Hoi! 是一個包含 3048 序列、381 個鉸接物件、38 個室內環境的多模態數據集。每個序列結合視覺、力覺/觸覺感測和深度信息,跨越四種實施體(人手、腕攝像頭人手、UMI 夾持器、Hoi! 夾持器)。旨在彌合以人類為中心的活動數據集與機器人操作數據集之間的差距。

Prerequisites

  • Articulated object manipulation — dataset targets furniture-scale articulation (joint parameters, opening angles); familiarity with URDF/kinematic representations helps
  • Force sensing — the Hoi! gripper provides force-torque and tactile sensing; understanding these modalities is needed to use the force annotations
  • Cross-view / embodiment transfer — key research question is whether human demonstrations transfer to robot embodiments

Core Idea

Existing datasets for articulation understanding use either static scans (no interaction data) or simulated environments (no real-world transfer). Robotics manipulation datasets target short-horizon primitives. Hoi! fills this gap with real-world multi-embodiment interaction data for articulated furniture, enabling research on: force-from-vision prediction, articulation state tracking, cross-view transfer (egocentric human → exocentric robot), and interaction re-targeting (human hand → robotic gripper).

Results

  • 3048 sequences, 381 objects, 38 environments
  • Four embodiments: human hand, human with wrist camera, UMI gripper, Hoi! custom gripper
  • Synchronized RGB, depth, force-torque, tactile, multi-view video
  • Annotations: articulation parameters (opening angles, displacements, peak forces), scene-level ground truth

Limitations

  • Author-stated: focuses on articulated furniture; doesn’t cover small object manipulation or tool use
  • Unstated: 381 objects in 38 environments may not capture full distribution of real-world furniture; indoor-only
  • Unstated: the 4-embodiment setup adds collection complexity; dataset scale (3048 sequences) modest compared to internet-scale video datasets

Reproducibility

  • Code/Data: website linked in paper; data and benchmarks available
  • Compute: standard computer vision / robotics training infrastructure
  • Benchmarks: force-from-vision, articulation estimation, cross-view transfer, state-change prediction

Insights

The cross-embodiment data collection (same object, four embodiments) is the dataset’s most distinctive contribution. Most robotics datasets capture only robot demonstrations; having matched human-hand data enables training on human demonstrations (abundant, natural) and transferring to robot execution (the ultimate goal of imitation learning from human video).
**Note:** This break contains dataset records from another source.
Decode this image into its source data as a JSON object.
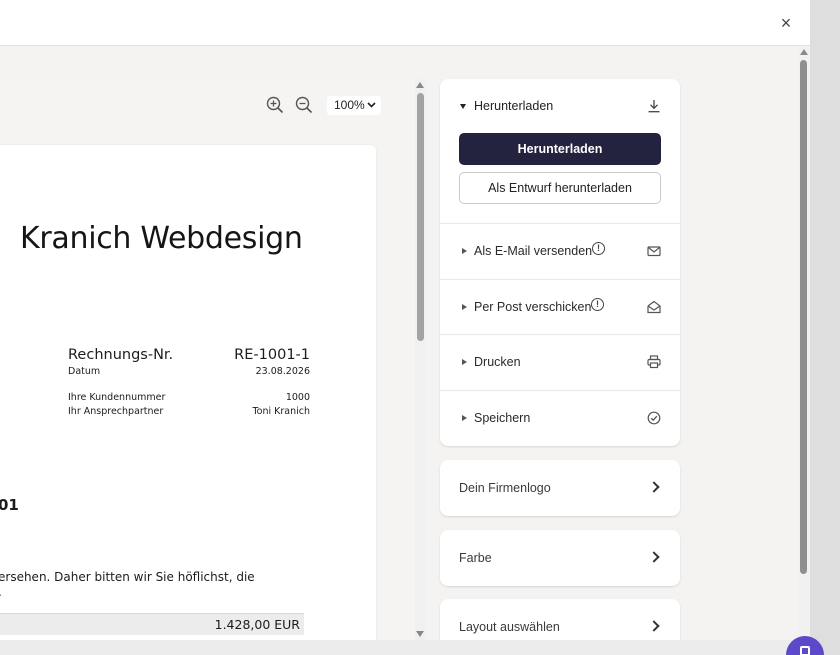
{
  "modal": {
    "close_icon": "×"
  },
  "preview": {
    "zoom": {
      "value": "100%"
    },
    "invoice": {
      "company": "Kranich Webdesign",
      "invoice_no_label": "Rechnungs-Nr.",
      "invoice_no": "RE-1001-1",
      "date_label": "Datum",
      "date": "23.08.2026",
      "customer_no_label": "Ihre Kundennummer",
      "customer_no": "1000",
      "contact_label": "Ihr Ansprechpartner",
      "contact": "Toni Kranich",
      "heading_partial": "01",
      "body_line1": "ersehen. Daher bitten wir Sie höflichst, die",
      "body_line2": ".",
      "total": "1.428,00 EUR"
    }
  },
  "sidebar": {
    "download": {
      "title": "Herunterladen",
      "primary_button": "Herunterladen",
      "secondary_button": "Als Entwurf herunterladen"
    },
    "email": {
      "label": "Als E-Mail versenden",
      "warn": "!"
    },
    "post": {
      "label": "Per Post verschicken",
      "warn": "!"
    },
    "print": {
      "label": "Drucken"
    },
    "save": {
      "label": "Speichern"
    },
    "logo": {
      "label": "Dein Firmenlogo"
    },
    "color": {
      "label": "Farbe"
    },
    "layout": {
      "label": "Layout auswählen"
    }
  },
  "colors": {
    "primary_button": "#23223f",
    "fab": "#5b49c9"
  }
}
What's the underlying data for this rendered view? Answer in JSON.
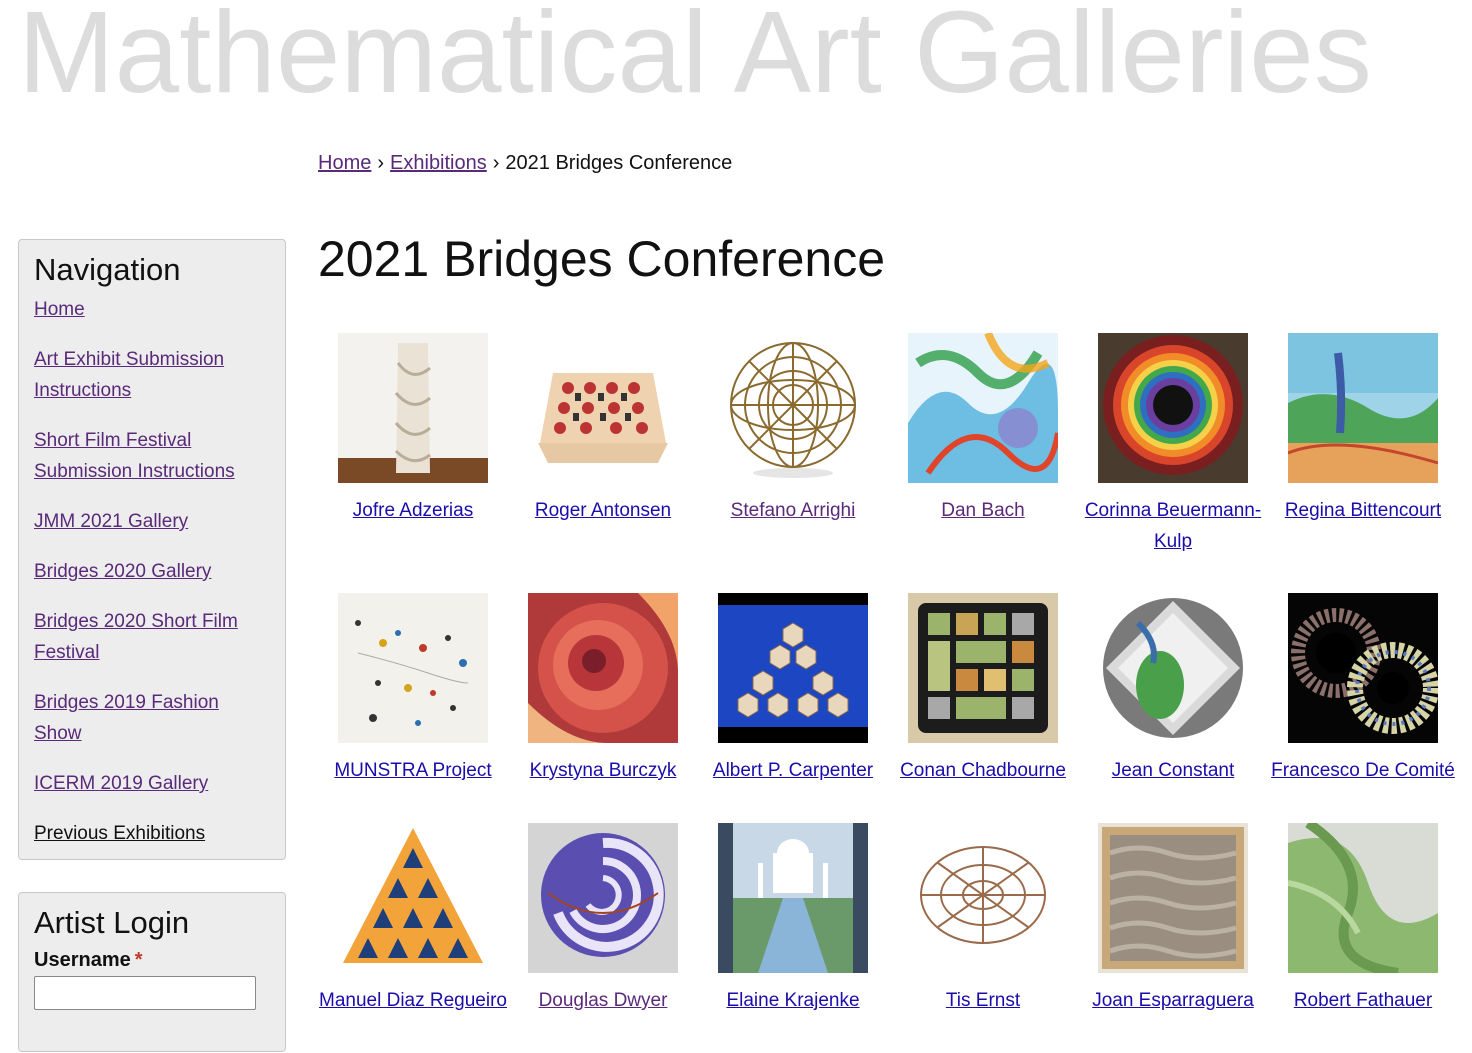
{
  "site": {
    "title": "Mathematical Art Galleries"
  },
  "breadcrumb": {
    "items": [
      "Home",
      "Exhibitions"
    ],
    "current": "2021 Bridges Conference",
    "separator": "›"
  },
  "page": {
    "title": "2021 Bridges Conference"
  },
  "navigation": {
    "heading": "Navigation",
    "items": [
      {
        "label": "Home"
      },
      {
        "label": "Art Exhibit Submission Instructions"
      },
      {
        "label": "Short Film Festival Submission Instructions"
      },
      {
        "label": "JMM 2021 Gallery"
      },
      {
        "label": "Bridges 2020 Gallery"
      },
      {
        "label": "Bridges 2020 Short Film Festival"
      },
      {
        "label": "Bridges 2019 Fashion Show"
      },
      {
        "label": "ICERM 2019 Gallery"
      },
      {
        "label": "Previous Exhibitions"
      }
    ]
  },
  "login": {
    "heading": "Artist Login",
    "username_label": "Username",
    "required_marker": "*"
  },
  "gallery": {
    "rows": [
      [
        {
          "artist": "Jofre Adzerias",
          "icon": "twisted-column-sculpture"
        },
        {
          "artist": "Roger Antonsen",
          "icon": "grid-knot-board"
        },
        {
          "artist": "Stefano Arrighi",
          "icon": "wire-sphere"
        },
        {
          "artist": "Dan Bach",
          "icon": "colorful-surface-render"
        },
        {
          "artist": "Corinna Beuermann-Kulp",
          "icon": "rainbow-spiral-paper"
        },
        {
          "artist": "Regina Bittencourt",
          "icon": "watercolor-landscape"
        }
      ],
      [
        {
          "artist": "MUNSTRA Project",
          "icon": "scattered-dots"
        },
        {
          "artist": "Krystyna Burczyk",
          "icon": "paper-rose"
        },
        {
          "artist": "Albert P. Carpenter",
          "icon": "fractal-hex-sculpture"
        },
        {
          "artist": "Conan Chadbourne",
          "icon": "tiled-square-grid"
        },
        {
          "artist": "Jean Constant",
          "icon": "glass-diamond"
        },
        {
          "artist": "Francesco De Comité",
          "icon": "woven-tori"
        }
      ],
      [
        {
          "artist": "Manuel Diaz Regueiro",
          "icon": "tetrahedral-pyramid"
        },
        {
          "artist": "Douglas Dwyer",
          "icon": "spiral-sphere"
        },
        {
          "artist": "Elaine Krajenke",
          "icon": "taj-mahal-quilt"
        },
        {
          "artist": "Tis Ernst",
          "icon": "wire-polyhedron"
        },
        {
          "artist": "Joan Esparraguera",
          "icon": "woven-panel"
        },
        {
          "artist": "Robert Fathauer",
          "icon": "green-ceramic-curves"
        }
      ]
    ]
  },
  "colors": {
    "title_gray": "#dcdcdc",
    "link_visited": "#5a2a7a",
    "link": "#1a0dab",
    "panel_bg": "#ededed",
    "required": "#c0392b"
  }
}
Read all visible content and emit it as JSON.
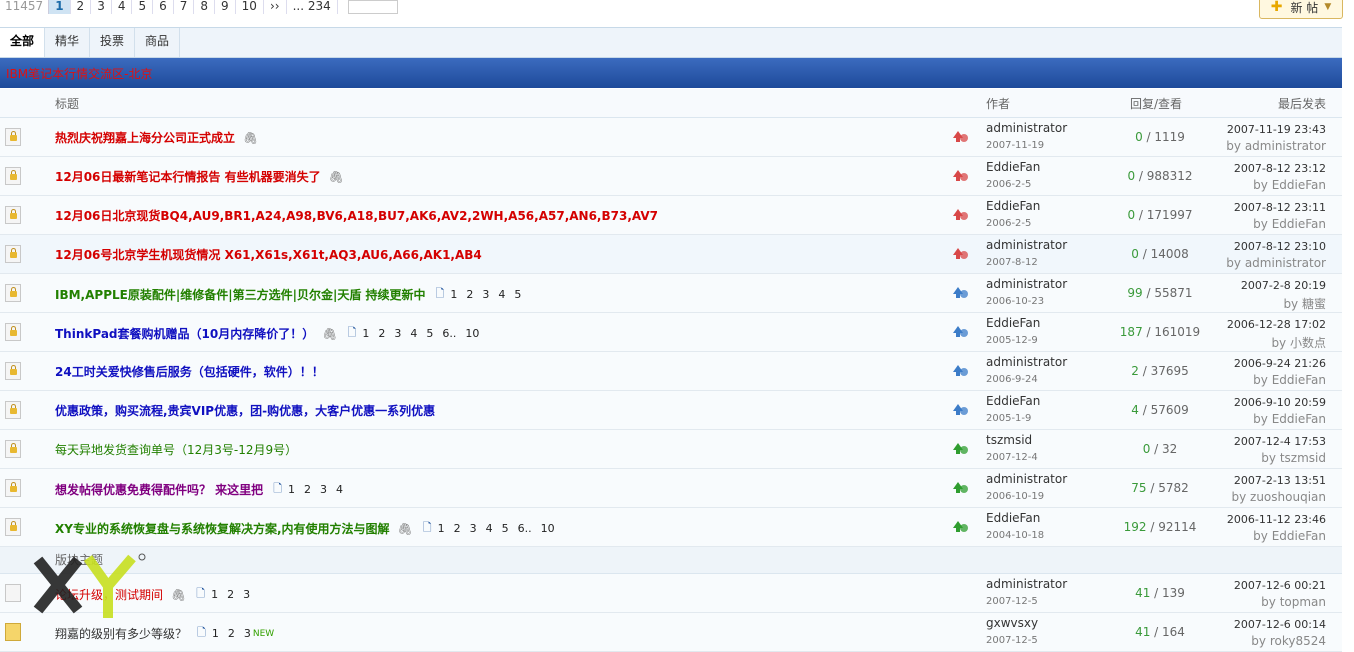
{
  "pager": {
    "total": "11457",
    "pages": [
      "1",
      "2",
      "3",
      "4",
      "5",
      "6",
      "7",
      "8",
      "9",
      "10"
    ],
    "next": "››",
    "last": "... 234"
  },
  "new_post": {
    "label": "新 帖"
  },
  "tabs": [
    "全部",
    "精华",
    "投票",
    "商品"
  ],
  "forum_title": "IBM笔记本行情交流区-北京",
  "columns": {
    "title": "标题",
    "author": "作者",
    "stats": "回复/查看",
    "last": "最后发表"
  },
  "threads": [
    {
      "title": "热烈庆祝翔嘉上海分公司正式成立",
      "color": "red",
      "bold": true,
      "attach": true,
      "pages": [],
      "icon": "red",
      "author": "administrator",
      "date": "2007-11-19",
      "replies": "0",
      "views": "1119",
      "last_time": "2007-11-19 23:43",
      "last_by": "administrator"
    },
    {
      "title": "12月06日最新笔记本行情报告  有些机器要消失了",
      "color": "red",
      "bold": true,
      "attach": true,
      "pages": [],
      "icon": "red",
      "author": "EddieFan",
      "date": "2006-2-5",
      "replies": "0",
      "views": "988312",
      "last_time": "2007-8-12 23:12",
      "last_by": "EddieFan"
    },
    {
      "title": "12月06日北京现货BQ4,AU9,BR1,A24,A98,BV6,A18,BU7,AK6,AV2,2WH,A56,A57,AN6,B73,AV7",
      "color": "red",
      "bold": true,
      "attach": false,
      "pages": [],
      "icon": "red",
      "author": "EddieFan",
      "date": "2006-2-5",
      "replies": "0",
      "views": "171997",
      "last_time": "2007-8-12 23:11",
      "last_by": "EddieFan"
    },
    {
      "title": "12月06号北京学生机现货情况  X61,X61s,X61t,AQ3,AU6,A66,AK1,AB4",
      "color": "red",
      "bold": true,
      "attach": false,
      "pages": [],
      "icon": "red",
      "author": "administrator",
      "date": "2007-8-12",
      "replies": "0",
      "views": "14008",
      "last_time": "2007-8-12 23:10",
      "last_by": "administrator"
    },
    {
      "title": "IBM,APPLE原装配件|维修备件|第三方选件|贝尔金|天盾  持续更新中",
      "color": "green",
      "bold": true,
      "attach": false,
      "pages": [
        "1",
        "2",
        "3",
        "4",
        "5"
      ],
      "icon": "blue",
      "author": "administrator",
      "date": "2006-10-23",
      "replies": "99",
      "views": "55871",
      "last_time": "2007-2-8 20:19",
      "last_by": "糖蜜"
    },
    {
      "title": "ThinkPad套餐购机赠品（10月内存降价了！）",
      "color": "blue",
      "bold": true,
      "attach": true,
      "pages": [
        "1",
        "2",
        "3",
        "4",
        "5",
        "6..",
        "10"
      ],
      "icon": "blue",
      "author": "EddieFan",
      "date": "2005-12-9",
      "replies": "187",
      "views": "161019",
      "last_time": "2006-12-28 17:02",
      "last_by": "小数点"
    },
    {
      "title": "24工时关爱快修售后服务（包括硬件，软件）！！",
      "color": "blue",
      "bold": true,
      "attach": false,
      "pages": [],
      "icon": "blue",
      "author": "administrator",
      "date": "2006-9-24",
      "replies": "2",
      "views": "37695",
      "last_time": "2006-9-24 21:26",
      "last_by": "EddieFan"
    },
    {
      "title": "优惠政策，购买流程,贵宾VIP优惠，团-购优惠，大客户优惠一系列优惠",
      "color": "blue",
      "bold": true,
      "attach": false,
      "pages": [],
      "icon": "blue",
      "author": "EddieFan",
      "date": "2005-1-9",
      "replies": "4",
      "views": "57609",
      "last_time": "2006-9-10 20:59",
      "last_by": "EddieFan"
    },
    {
      "title": "每天异地发货查询单号（12月3号-12月9号）",
      "color": "green",
      "bold": false,
      "attach": false,
      "pages": [],
      "icon": "green",
      "author": "tszmsid",
      "date": "2007-12-4",
      "replies": "0",
      "views": "32",
      "last_time": "2007-12-4 17:53",
      "last_by": "tszmsid"
    },
    {
      "title": "想发帖得优惠免费得配件吗？  来这里把",
      "color": "purple",
      "bold": true,
      "attach": false,
      "pages": [
        "1",
        "2",
        "3",
        "4"
      ],
      "icon": "green",
      "author": "administrator",
      "date": "2006-10-19",
      "replies": "75",
      "views": "5782",
      "last_time": "2007-2-13 13:51",
      "last_by": "zuoshouqian"
    },
    {
      "title": "XY专业的系统恢复盘与系统恢复解决方案,内有使用方法与图解",
      "color": "green",
      "bold": true,
      "attach": true,
      "pages": [
        "1",
        "2",
        "3",
        "4",
        "5",
        "6..",
        "10"
      ],
      "icon": "green",
      "author": "EddieFan",
      "date": "2004-10-18",
      "replies": "192",
      "views": "92114",
      "last_time": "2006-11-12 23:46",
      "last_by": "EddieFan"
    }
  ],
  "section_label": "版块主题",
  "topics": [
    {
      "title": "论坛升级，测试期间",
      "color": "red",
      "bold": false,
      "attach": true,
      "pages": [
        "1",
        "2",
        "3"
      ],
      "author": "administrator",
      "date": "2007-12-5",
      "replies": "41",
      "views": "139",
      "last_time": "2007-12-6 00:21",
      "last_by": "topman"
    },
    {
      "title": "翔嘉的级别有多少等级？",
      "color": "gray",
      "bold": false,
      "attach": false,
      "pages": [
        "1",
        "2",
        "3"
      ],
      "newtag": "NEW",
      "author": "gxwvsxy",
      "date": "2007-12-5",
      "replies": "41",
      "views": "164",
      "last_time": "2007-12-6 00:14",
      "last_by": "roky8524"
    }
  ]
}
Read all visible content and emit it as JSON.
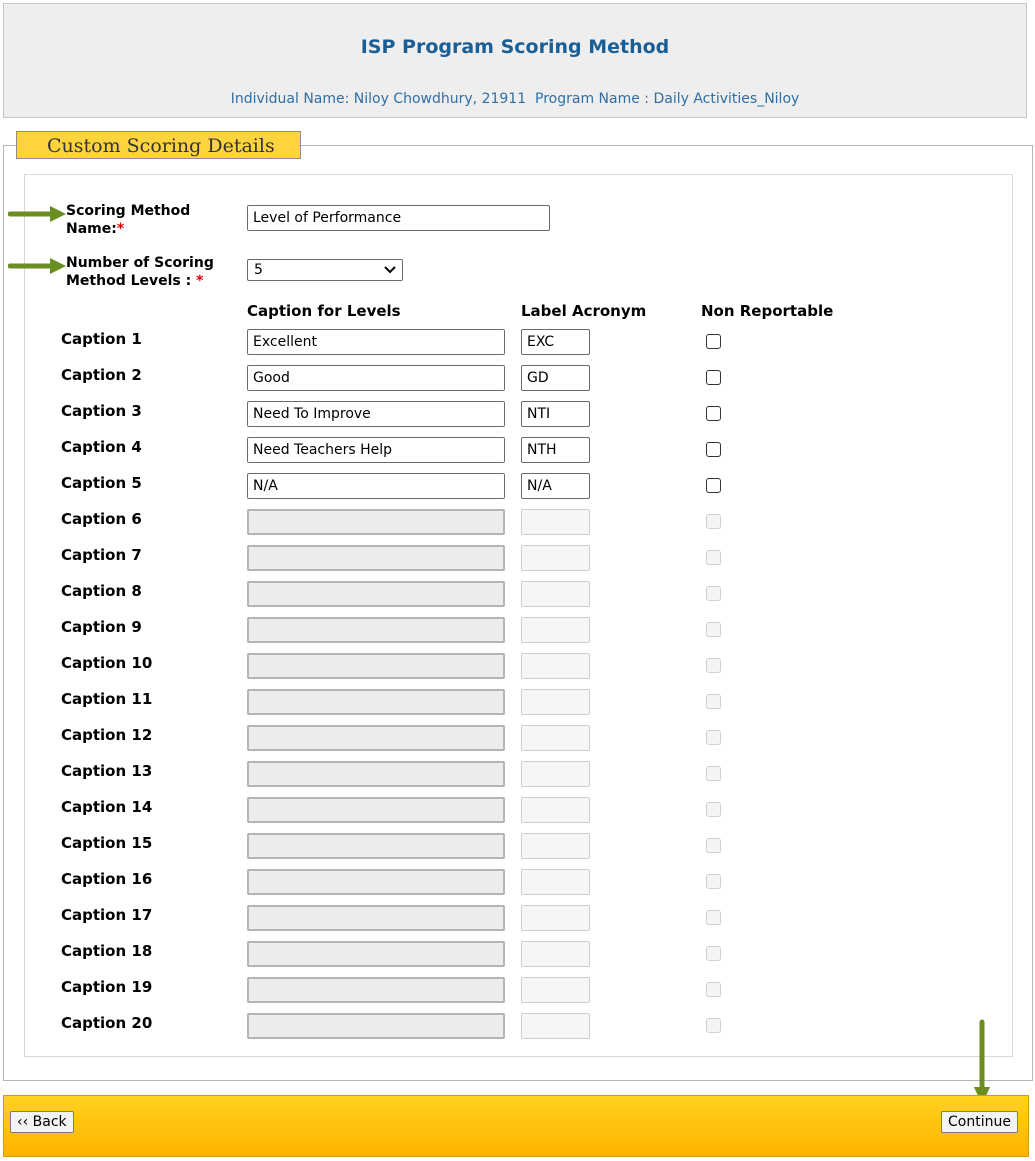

The inclusion of synchronized force sensing alongside video is rare and enables research into grounded manipulation understanding that pure vision-based approaches cannot address.

Connections

Raw Excerpt

We present a dataset for force-grounded, cross-view articulated manipulation that couples what is seen with what is done and what is felt during real human interaction.